Economically inefficient regulations


  • Uncosted legislative requirements
  • Unrealistic regulatory provisions
  • Excessive cost of environmental protection legislation
  • Unrealistic cost of environmental remediation

Incidence

The 1990 Clean Air Act has been estimated to cost Americans around $30 billion a year by the early years of the next century, for environmental gains of less than half that amount. A recent review of green policies of the USA by the EPA reckoned that the cost of complying with them was already higher as a proportion of GNP than in any other country (except, perhaps, western Germany), and would rise to at least 2.6% of GNP by the end of the century. Already such policies cost one-third of the nation's spending on medical care.

The estimated cost to British business of new environmental regulations is estimated to be many billions of pounds a year. Proposals to increase the efficiency of gas boilers alone will cost the UK £2 billion, and implementing the proposed directive on diesel engine pollution will cost £70 million a year in extra fuel costs. Early EEC/EU calculations (1991) estimated that the proposed carbon tax could raise coal and heavy fuel costs by 30% (by 1995), electricity costs by 16% (by 2000) and natural gas costs by almost 31%, though not uniformly across the community due to national differences in existing tax regimes.

Claim

  1. A certain amount of regulation is essential, not least to ensure public safety and to promote quality standards. But these benefits have to be weighed against the costs of enforcing regulation and complying with it. In the case of environmental regulations, every emitter is required to meet a particular standard, even if one factory or industry could cut twice the pollution at half the cost.
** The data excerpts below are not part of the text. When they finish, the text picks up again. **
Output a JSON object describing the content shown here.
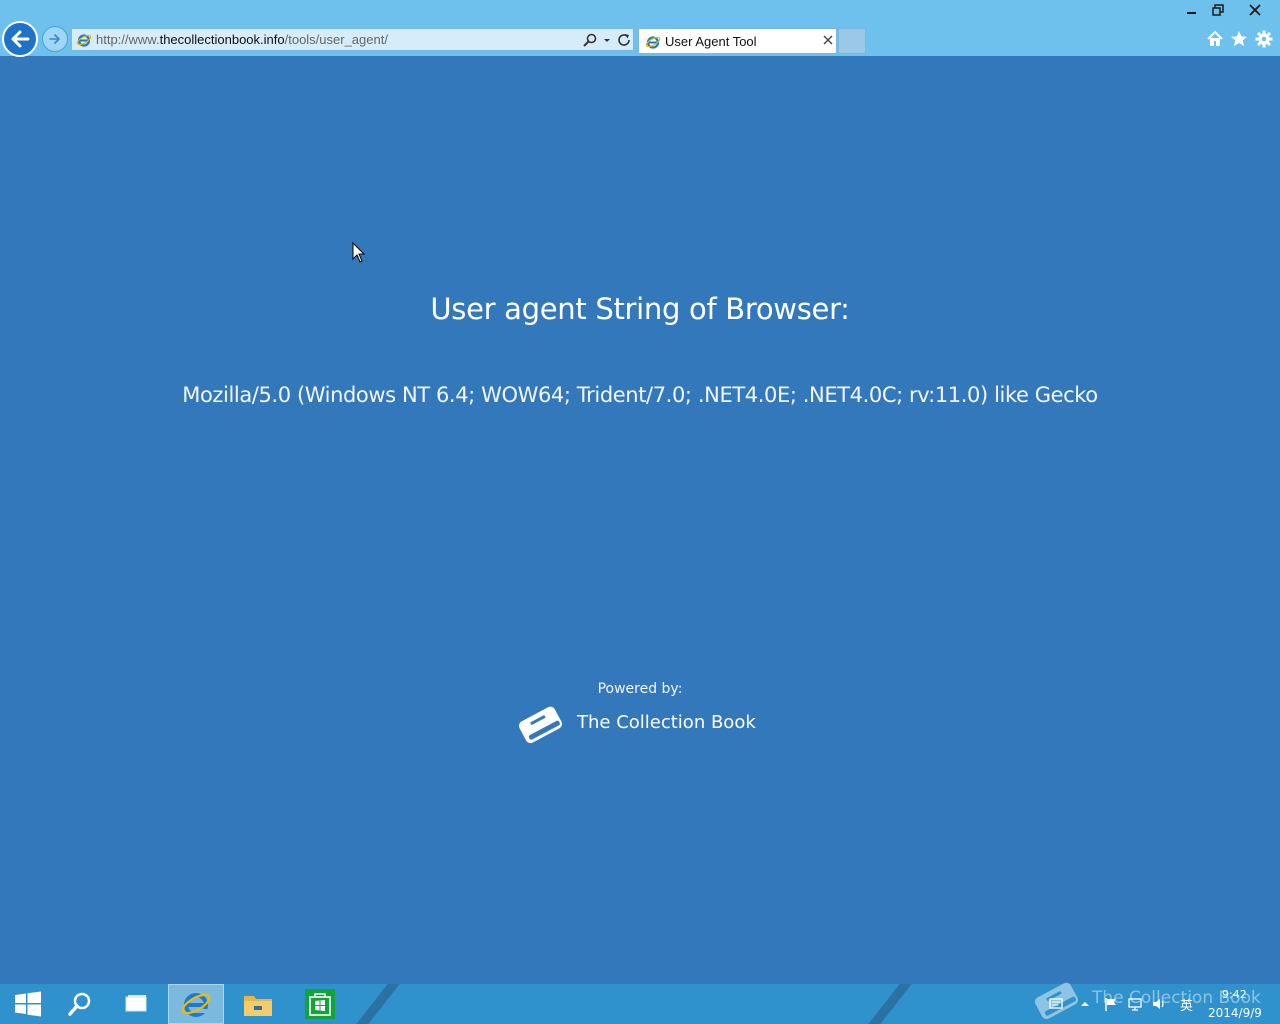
{
  "browser": {
    "url_prefix": "http://www.",
    "url_domain": "thecollectionbook.info",
    "url_path": "/tools/user_agent/",
    "tab_title": "User Agent Tool"
  },
  "page": {
    "heading": "User agent String of Browser:",
    "ua_string": "Mozilla/5.0 (Windows NT 6.4; WOW64; Trident/7.0; .NET4.0E; .NET4.0C; rv:11.0) like Gecko",
    "powered_label": "Powered by:",
    "brand_name": "The Collection Book"
  },
  "taskbar": {
    "watermark_text": "The Collection Book",
    "ime_label": "英",
    "clock_time": "9:42",
    "clock_date": "2014/9/9"
  },
  "colors": {
    "page_background": "#3478bc",
    "chrome_background": "#6ec1ec",
    "taskbar_background": "#2f92cc",
    "back_button": "#1e72c8"
  },
  "icons": [
    "back-arrow-icon",
    "forward-arrow-icon",
    "ie-icon",
    "search-icon",
    "dropdown-icon",
    "refresh-icon",
    "close-icon",
    "minimize-icon",
    "restore-icon",
    "home-icon",
    "favorites-star-icon",
    "gear-icon",
    "book-logo-icon",
    "windows-start-icon",
    "task-view-icon",
    "file-explorer-icon",
    "store-icon",
    "flag-icon",
    "network-icon",
    "volume-icon",
    "mouse-cursor-icon"
  ]
}
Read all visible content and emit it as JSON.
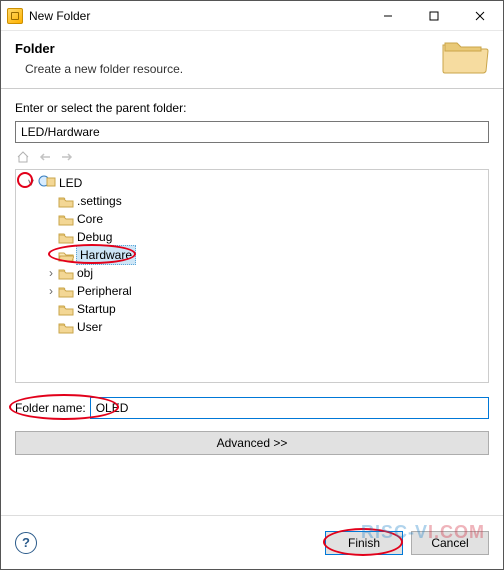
{
  "titlebar": {
    "title": "New Folder"
  },
  "header": {
    "heading": "Folder",
    "subtitle": "Create a new folder resource."
  },
  "body": {
    "prompt": "Enter or select the parent folder:",
    "parent_path": "LED/Hardware",
    "tree": {
      "root": {
        "label": "LED"
      },
      "children": [
        {
          "label": ".settings",
          "expandable": false
        },
        {
          "label": "Core",
          "expandable": false
        },
        {
          "label": "Debug",
          "expandable": false
        },
        {
          "label": "Hardware",
          "expandable": false,
          "selected": true,
          "open": true
        },
        {
          "label": "obj",
          "expandable": true
        },
        {
          "label": "Peripheral",
          "expandable": true
        },
        {
          "label": "Startup",
          "expandable": false
        },
        {
          "label": "User",
          "expandable": false
        }
      ]
    },
    "folder_name_label": "Folder name:",
    "folder_name_value": "OLED",
    "advanced_label": "Advanced >>"
  },
  "footer": {
    "finish_label": "Finish",
    "cancel_label": "Cancel"
  },
  "watermark": {
    "part1": "RISC-V",
    "part2": "I.COM"
  }
}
Costs are hidden from consumers. Regulations are inherently static with even those specifying the use of "best available" technologies acting as a cramp on innovation. Such regulations spur the use of what is at the cutting edge at the time they are formulated, but when an entrepreneur subsequently produces a better product, this faces a market locked into whatever was specified by the regulations.

  2. The environmental priorities of voters seldom square with those of risk evaluation by scientists. Environmental spending sometimes seems intended more to pacify the public than to make the world a cleaner place.